Provenance: The American Book Center in Amsterdam
13. Dreaming of Ramadi in Detroit by Aisha Sabatini Sloan (1913 Press, 2017)
This book made me realize that an essay collection is a bit like a short story collection: the author is trying out different techniques and ways in, the essays will vary in length and topic, some will be more successful than others, and there are ones you’ll like more than others. This collection had many “braided” essays – ones that weave in often seemingly disparate topics (growing up African American in L.A., the art of David Hockney, and Rodney King). She covers a lot of ground in this book: her white cousin’s experience as a cop in Detroit, the art of Basquiat, Buddhist meditation, Beyonce’s Lemonade, body memory, especially as an African American (a history of bodies subject to violence), the 2016 election … My favorite was an essay as list form about Sabatini Sloan’s father, renowned photographer Lester Sloan, which successfully employs the second person. I like her voice best when she’s ironic, funny, personal.

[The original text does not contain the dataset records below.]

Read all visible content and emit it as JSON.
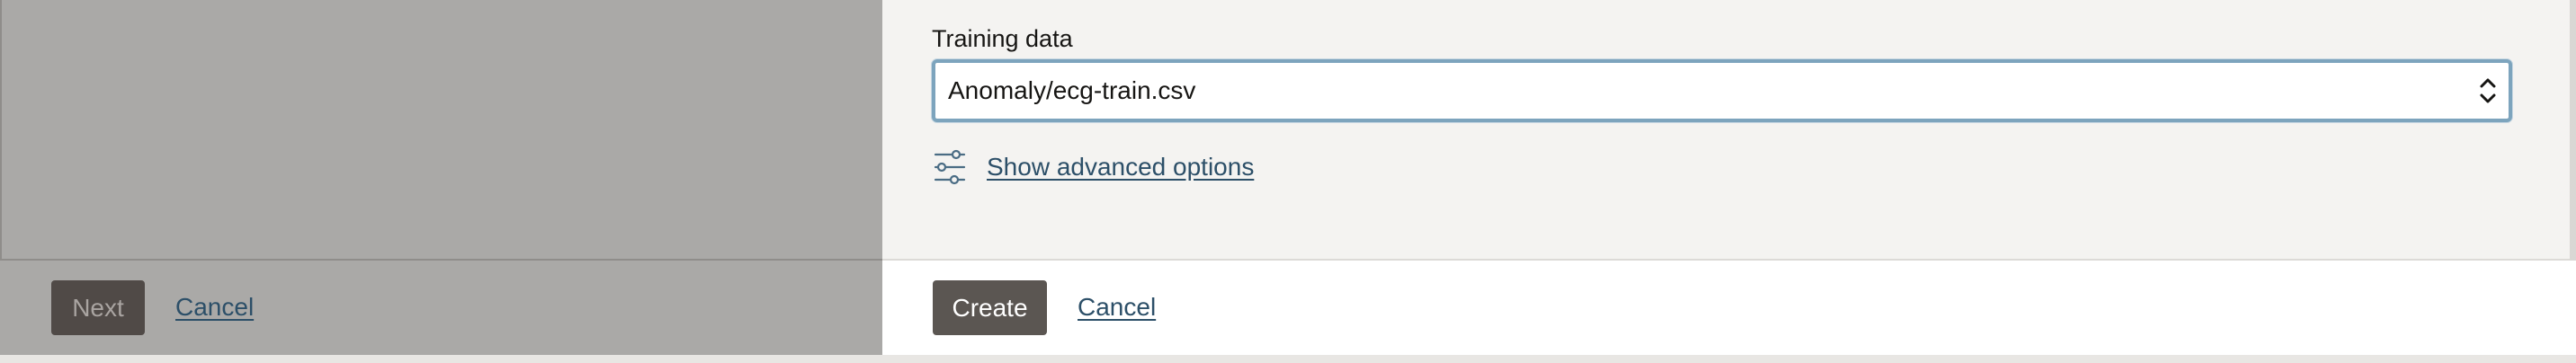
{
  "wizard_panel": {
    "footer": {
      "next_label": "Next",
      "cancel_label": "Cancel"
    }
  },
  "create_panel": {
    "training_data": {
      "label": "Training data",
      "selected_value": "Anomaly/ecg-train.csv",
      "icon": "chevron-up-down-icon"
    },
    "advanced_options": {
      "icon": "sliders-icon",
      "label": "Show advanced options"
    },
    "footer": {
      "create_label": "Create",
      "cancel_label": "Cancel"
    }
  },
  "colors": {
    "dimmed_overlay": "#aaa9a7",
    "panel_background": "#f4f3f1",
    "primary_button": "#5b5652",
    "link": "#2c4f68",
    "focus_border": "#7da4bd"
  }
}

Provenance: Ordered direct from the publisher (my lovely publisher), 1913 Press.
14. Sabrina by Nick Drnaso (Drawn & Quarterly, 2018)
I got interested in this book when it became the first graphic novel ever to be nominated for the Booker Prize. The sound bite attached was that it’s the first book to successfully convey the Trump era. I’m not sure about that claim, but I do agree that it conveys people in places in America you don’t often see represented in fiction. The art is surprisingly simple, dull at times, even, which I think critics of the book objected to. But I think this is a conscious choice, a way to contain the grief, paranoia, disconnection of the characters. The worst events happen “off screen,” which I think places the moral responsibility, the weight of reaction on the reader… Still thinking about this one. I think I need to read it again.
Provenance: Ordered from the local comics store.